Jeong Hoyeon, Kim Yoonbee, Jung Yi-Sue, Kang Dae Ryong, Cho Young-Rae
Department of Biostatistics, Wonju College of Medicine, Yonsei University, Wonju-si 26426, Gangwon-do, Korea.
National Health Big Data Clinical Research Institute, Wonju College of Medicine, Yonsei University, Wonju-si 26426, Gangwon-do, Korea.

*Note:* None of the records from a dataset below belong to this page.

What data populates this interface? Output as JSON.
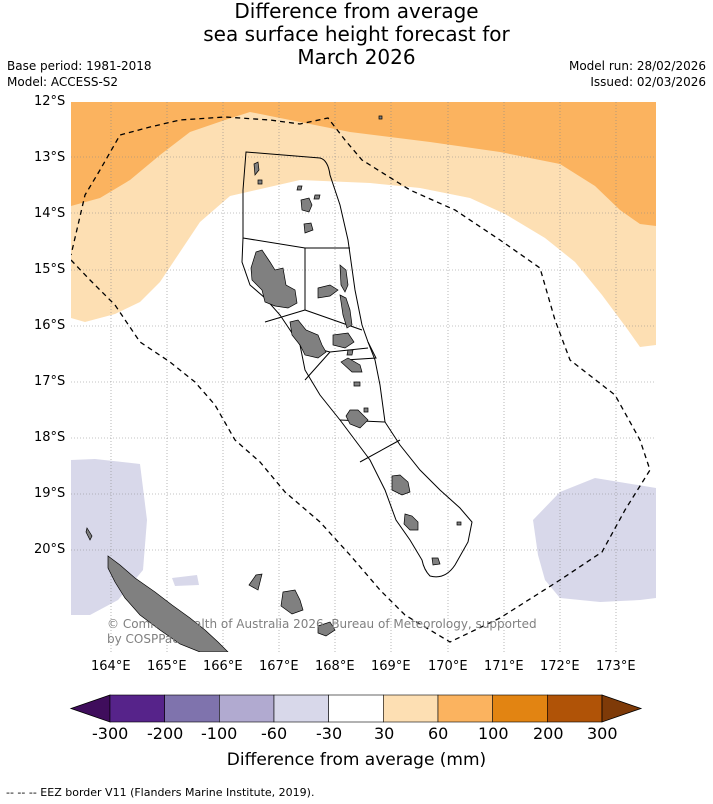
{
  "title": {
    "line1": "Difference from average",
    "line2": "sea surface height forecast for",
    "line3": "March 2026"
  },
  "meta": {
    "base_period": "Base period: 1981-2018",
    "model": "Model: ACCESS-S2",
    "model_run": "Model run: 28/02/2026",
    "issued": "Issued: 02/03/2026"
  },
  "map": {
    "latitude_labels": [
      "12°S",
      "13°S",
      "14°S",
      "15°S",
      "16°S",
      "17°S",
      "18°S",
      "19°S",
      "20°S"
    ],
    "longitude_labels": [
      "164°E",
      "165°E",
      "166°E",
      "167°E",
      "168°E",
      "169°E",
      "170°E",
      "171°E",
      "172°E",
      "173°E"
    ],
    "copyright_line1": "© Commonwealth of Australia 2026, Bureau of Meteorology, supported",
    "copyright_line2": "by COSPPac",
    "colors": {
      "land": "#808080",
      "anom_60_100": "#fbb35f",
      "anom_30_60": "#fddfb3",
      "anom_neg60_neg30": "#d8d8ea",
      "neutral": "#ffffff",
      "grid": "#888888"
    }
  },
  "colorbar": {
    "title": "Difference from average (mm)",
    "ticks": [
      "-300",
      "-200",
      "-100",
      "-60",
      "-30",
      "30",
      "60",
      "100",
      "200",
      "300"
    ],
    "colors": [
      "#3f0d5c",
      "#56238a",
      "#7f73ad",
      "#b1aad0",
      "#d8d8ea",
      "#ffffff",
      "#fddfb3",
      "#fbb35f",
      "#e28412",
      "#b05307",
      "#7e3a08"
    ]
  },
  "footnote": "--  --  -- EEZ border V11 (Flanders Marine Institute, 2019)."
}
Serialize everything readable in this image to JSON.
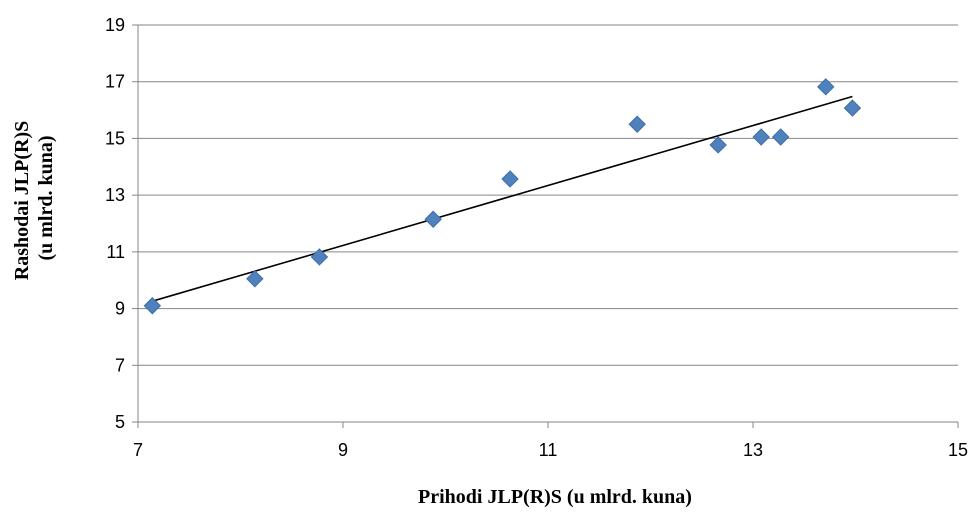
{
  "chart_data": {
    "type": "scatter",
    "title": "",
    "xlabel": "Prihodi JLP(R)S (u mlrd. kuna)",
    "ylabel_lines": [
      "Rashodai JLP(R)S",
      "(u mlrd. kuna)"
    ],
    "xlim": [
      7,
      15
    ],
    "ylim": [
      5,
      19
    ],
    "x_ticks": [
      7,
      9,
      11,
      13,
      15
    ],
    "y_ticks": [
      5,
      7,
      9,
      11,
      13,
      15,
      17,
      19
    ],
    "grid": "horizontal",
    "legend": "none",
    "marker": "diamond",
    "colors": {
      "marker_fill": "#4f81bd",
      "trendline": "#000000",
      "grid": "#868686"
    },
    "series": [
      {
        "points": [
          {
            "x": 7.14,
            "y": 9.1
          },
          {
            "x": 8.14,
            "y": 10.05
          },
          {
            "x": 8.77,
            "y": 10.82
          },
          {
            "x": 9.88,
            "y": 12.15
          },
          {
            "x": 10.63,
            "y": 13.57
          },
          {
            "x": 11.87,
            "y": 15.5
          },
          {
            "x": 12.66,
            "y": 14.77
          },
          {
            "x": 13.08,
            "y": 15.05
          },
          {
            "x": 13.27,
            "y": 15.05
          },
          {
            "x": 13.71,
            "y": 16.82
          },
          {
            "x": 13.97,
            "y": 16.07
          }
        ]
      }
    ],
    "trendline": {
      "type": "linear",
      "from": {
        "x": 7.14,
        "y": 9.26
      },
      "to": {
        "x": 13.97,
        "y": 16.48
      }
    }
  }
}
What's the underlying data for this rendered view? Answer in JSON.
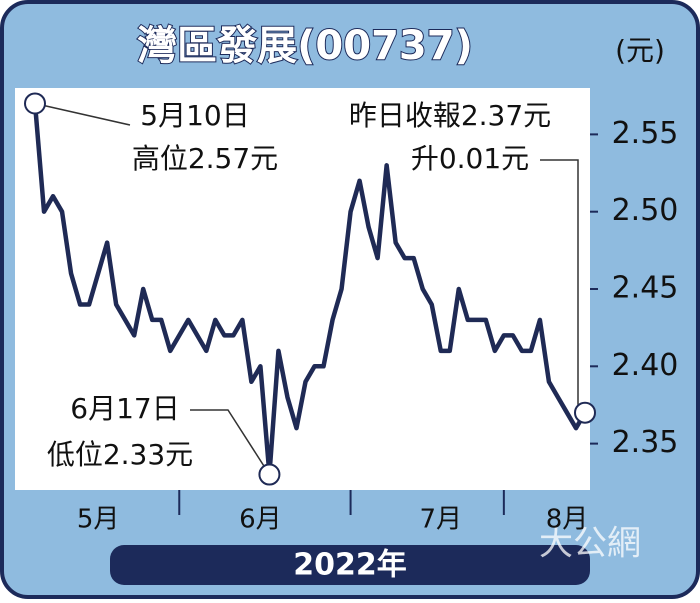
{
  "chart_data": {
    "type": "line",
    "title": "灣區發展(00737)",
    "unit": "(元)",
    "year_label": "2022年",
    "watermark": "大公網",
    "color": "#1f2a55",
    "background": "#8fbbdf",
    "frame_color": "#1c2a5a",
    "values": [
      2.57,
      2.5,
      2.51,
      2.5,
      2.46,
      2.44,
      2.44,
      2.46,
      2.48,
      2.44,
      2.43,
      2.42,
      2.45,
      2.43,
      2.43,
      2.41,
      2.42,
      2.43,
      2.42,
      2.41,
      2.43,
      2.42,
      2.42,
      2.43,
      2.39,
      2.4,
      2.33,
      2.41,
      2.38,
      2.36,
      2.39,
      2.4,
      2.4,
      2.43,
      2.45,
      2.5,
      2.52,
      2.49,
      2.47,
      2.53,
      2.48,
      2.47,
      2.47,
      2.45,
      2.44,
      2.41,
      2.41,
      2.45,
      2.43,
      2.43,
      2.43,
      2.41,
      2.42,
      2.42,
      2.41,
      2.41,
      2.43,
      2.39,
      2.38,
      2.37,
      2.36,
      2.37
    ],
    "xlim": [
      0,
      61
    ],
    "xticks": [
      {
        "value": 7,
        "label": "5月"
      },
      {
        "value": 25,
        "label": "6月"
      },
      {
        "value": 45,
        "label": "7月"
      },
      {
        "value": 59,
        "label": "8月"
      }
    ],
    "ylim": [
      2.32,
      2.58
    ],
    "yticks": [
      {
        "value": 2.35,
        "label": "2.35"
      },
      {
        "value": 2.4,
        "label": "2.40"
      },
      {
        "value": 2.45,
        "label": "2.45"
      },
      {
        "value": 2.5,
        "label": "2.50"
      },
      {
        "value": 2.55,
        "label": "2.55"
      }
    ],
    "annotations": [
      {
        "index": 0,
        "lines": [
          "5月10日",
          "高位2.57元"
        ]
      },
      {
        "index": 26,
        "lines": [
          "6月17日",
          "低位2.33元"
        ]
      },
      {
        "index": 61,
        "lines": [
          "昨日收報2.37元",
          "升0.01元"
        ]
      }
    ]
  }
}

Entropy (Basel). 2021 Sep 28;23(10):1271. doi: 10.3390/e23101271.
Functional modules can be predicted using genome-wide protein-protein interactions (PPIs) from a systematic perspective. Various graph clustering algorithms have been applied to PPI networks for this task. In particular, the detection of overlapping clusters is necessary because a protein is involved in multiple functions under different conditions. graph entropy (GE) is a novel metric to assess the quality of clusters in a large, complex network. In this study, the unweighted and weighted GE algorithm is evaluated to prove the validity of predicting function modules. To measure clustering accuracy, the clustering results are compared to protein complexes and Gene Ontology (GO) annotations as references. We demonstrate that the GE algorithm is more accurate in overlapping clusters than the other competitive methods. Moreover, we confirm the biological feasibility of the proteins that occur most frequently in the set of identified clusters. Finally, novel proteins for the additional annotation of GO terms are revealed.
从系统的角度来看,可以使用全基因组蛋白质-蛋白质相互作用(PPI)来预测功能模块。各种图聚类算法已应用于PPI网络以完成此任务。特别是,由于蛋白质在不同条件下参与多种功能,因此检测重叠簇是必要的。图熵(GE)是一种用于评估大型复杂网络中簇质量的新指标。在本研究中,对未加权和加权GE算法进行了评估,以证明预测功能模块的有效性。为了衡量聚类准确性,将聚类结果与蛋白质复合物和基因本体(GO)注释作为参考进行比较。我们证明,GE算法在重叠簇中比其他竞争方法更准确。此外,我们证实了在已识别簇集中最频繁出现的蛋白质的生物学可行性。最后,揭示了用于GO术语额外注释的新蛋白质。